The disaster comes nearly eight years after flash floods triggered by a cloudburst killed an estimated 6,000 people in Uttarakhand in the summer of 2013
Footage shows the flood in Chamoli, Uttarakhand, on Saturday.

Our Bureau   |   Lucknow   |   Published 08.02.21, 02:17 AM

Around 143 people were missing after a portion of the Nanda Devi Glacier broke on Sunday morning, sending water, mud and rocks barrelling down the Joshimath mountain in Uttarakhand and sweeping away two hydropower projects and houses.

A rise in river waters near Raini village, the disaster site in Chamoli district where the 10.45am flash flood reportedly washed away six homes, led to alerts being sounded over swathes of Uttarakhand. Many villages near Raini were evacuated and their residents taken to safer areas.


Uttarakahnd DGP Ashok Kumar said, "a total of 153 people were missing from the two hydel projects at Raini and Tapovan out of which 10 bodies have been recovered while 143 are still missing," 

Raini resident Sanjay Singh Rana said a wall of dust, rock and water had roared down the mountains. “It came very fast, there was no time to alert anyone. I felt that even we would be swept away,” he told Reuters.

The disaster comes nearly eight years after flash floods triggered by a cloudburst killed an estimated 6,000 people in Uttarakhand in the summer of 2013, mostly near the pilgrimage centres of Kedarnath and Badrinath.

Sunday’s flash flood destroyed two under-construction dams, the Rishiganga Hydropower Project and the NTPC’s Tapovan Hydropower Project, both located 5km from Raini. Most of those missing are labourers of the Tapovan project.

Sixteen men were rescued safely from a tunnel in the Tapovan project but about 125 were still missing, PTI reported late on Sunday night.

Water levels in the Dhauliganga and the Alakananda, two tributaries of the Ganga that meet close to Raini, rose three metres above normal for a while before abating, Rawat said.

“I request people to have patience. Please don’t create panic on social media,” Rawat said as Netizens began sharing videos showing rivers in spate, whose authenticity could not be determined.

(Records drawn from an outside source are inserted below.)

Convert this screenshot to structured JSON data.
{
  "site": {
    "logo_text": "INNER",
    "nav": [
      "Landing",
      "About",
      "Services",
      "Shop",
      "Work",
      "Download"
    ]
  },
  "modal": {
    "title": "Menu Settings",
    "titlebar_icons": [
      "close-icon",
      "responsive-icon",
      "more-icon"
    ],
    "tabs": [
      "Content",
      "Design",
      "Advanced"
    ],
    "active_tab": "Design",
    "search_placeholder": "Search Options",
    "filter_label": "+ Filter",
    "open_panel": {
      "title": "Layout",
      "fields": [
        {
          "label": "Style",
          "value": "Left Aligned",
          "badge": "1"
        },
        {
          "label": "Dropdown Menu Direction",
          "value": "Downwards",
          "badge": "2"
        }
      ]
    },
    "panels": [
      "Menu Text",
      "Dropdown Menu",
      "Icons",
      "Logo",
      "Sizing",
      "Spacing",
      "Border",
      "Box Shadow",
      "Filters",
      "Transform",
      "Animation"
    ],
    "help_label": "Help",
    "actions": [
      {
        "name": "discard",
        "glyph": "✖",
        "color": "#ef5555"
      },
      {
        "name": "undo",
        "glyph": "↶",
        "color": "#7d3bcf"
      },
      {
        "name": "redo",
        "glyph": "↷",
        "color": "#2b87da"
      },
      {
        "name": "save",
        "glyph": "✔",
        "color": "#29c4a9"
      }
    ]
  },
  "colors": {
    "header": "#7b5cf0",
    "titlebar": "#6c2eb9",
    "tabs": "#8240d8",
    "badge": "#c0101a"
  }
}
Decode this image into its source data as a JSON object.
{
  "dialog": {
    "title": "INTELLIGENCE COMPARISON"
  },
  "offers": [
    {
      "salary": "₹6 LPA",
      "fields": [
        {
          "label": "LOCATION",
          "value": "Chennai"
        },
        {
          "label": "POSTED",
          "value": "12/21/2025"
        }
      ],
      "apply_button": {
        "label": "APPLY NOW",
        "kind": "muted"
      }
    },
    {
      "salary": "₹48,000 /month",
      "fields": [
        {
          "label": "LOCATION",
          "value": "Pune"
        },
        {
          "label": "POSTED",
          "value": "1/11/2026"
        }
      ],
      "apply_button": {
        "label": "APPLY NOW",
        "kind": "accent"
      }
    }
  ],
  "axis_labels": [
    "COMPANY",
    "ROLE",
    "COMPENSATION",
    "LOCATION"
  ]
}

“An alert has been issued along the Ganga up to Haridwar (318km from Raini),” Rawat said, adding that water release from dams had been stopped. Neighbouring Uttar Pradesh too put riverside areas on high alert.

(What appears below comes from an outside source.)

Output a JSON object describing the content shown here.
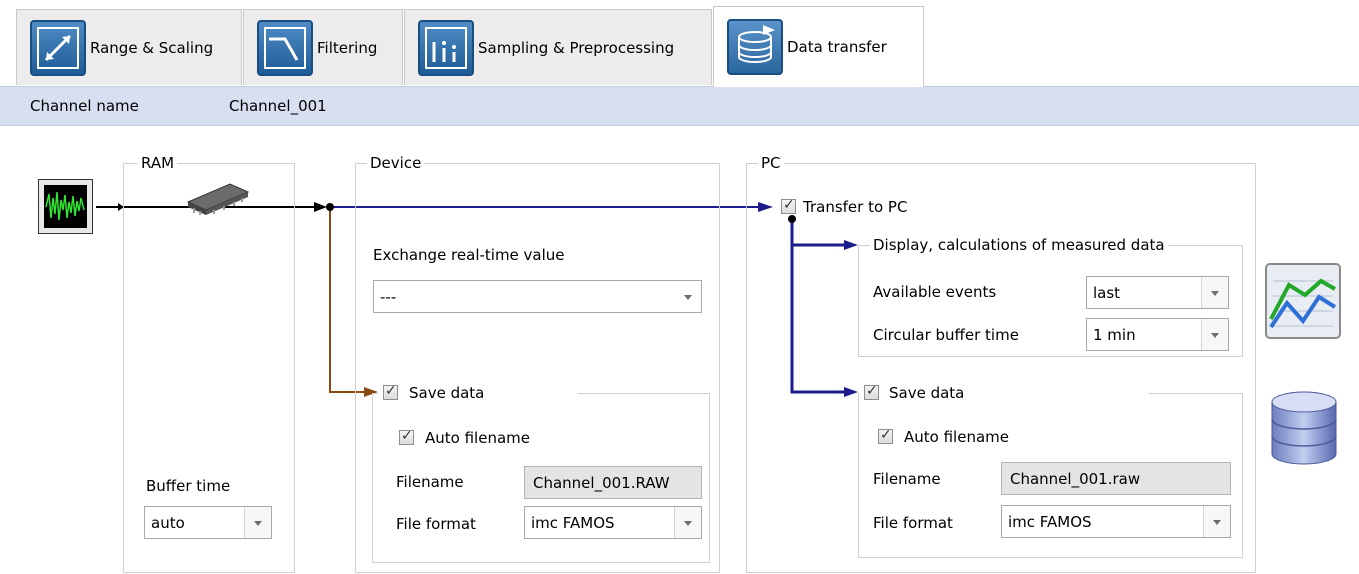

“We believe the damage has already been done but the alert has still been issued to avoid any further damage in the lower areas through which the Ganga flows,” said S.N. Pradhan, director-general of the National Disaster Response Force (NDRF), which is helping rescue and relief efforts.

Six army columns (about 600 personnel), three army choppers, three air force helicopters — two Mi-17s and one ALH — and 250 Indo-Tibetan Border Police (ITBP) personnel too have been deployed along with the State Disaster Response Force (SDRF).

Killed, trapped

ITBP spokesperson Vivek Pandey said the flash flood had swept away six graziers and their livestock and damaged two suspension bridges at Raini.

Media reports quoted the Union home ministry as saying 12 labourers, besides the 16, had been rescued from another tunnel.

“Thirty people were working on the Rishiganga (hydel) project and over 150 on the other project when the flash flood struck. Many people have been rescued but the toll is expected to rise,” chief minister Rawat said in the evening.

Ridhim Aggarwal, DIG of the SDRF, said: “We are in touch with officials of the companies and they told us they were not able to contact the staff on the spot.”

Green concern

After the 2013 floods, environment groups had blamed unchecked construction for the human cost in a state prone to flash floods and landslides.

It was not immediately clear what had set off Sunday’s flash flood, but it led to renewed calls for a halt to big hydel projects in the ecologically sensitive mountains.

Former Union water resources minister and BJP leader Uma Bharati criticised the construction of hydropower projects in the area.

“When I was a minister, I had requested that Himalaya is a very sensitive place, so power projects should not be built on Ganga and its main tributaries,” she tweeted.

Ranjan Panda, a volunteer for the Combat Climate Change Network that works on water, environment and climate change issues, sought “a serious scrutiny of the hydropower dams building spree in this eco-sensitive region”.

“The government should no longer ignore warnings from experts and (should) stop building hydropower projects and extensive highway networks in this fragile ecosystem,” he said.

The Rishiganga project was commissioned in 2011 to the Rishiganga Power Corporation. Power generation was stopped in 2016 after a natural calamity damaged the dam. Eventually, the project was taken over by Kundan Group and re-commissioned in 2020.

‘Safe distance’

“The actual havoc would have happened within 200 to 500 metres of the area where the glacier fell,” Pandey, the ITBP spokesperson, said.

“There were 500 to 600 people in the area but most were at a safer distance. Smaller hutments have been washed away. The situation will be clearer after a while. The rescue operations will continue for many days.”

PTI reported that at least 180 sheep had been washed away and that connectivity with some border posts was “totally restricted” because of the bridge collapse near Raini.

Prime Minister Narendra Modi tweeted: “I am constantly monitoring the unfortunate situation in Uttarakhand. India stands with Uttarakhand, prays for everyone’s safety.”

He announced Rs 2 lakh for every bereaved family and Rs 50,000 for each of those seriously injured.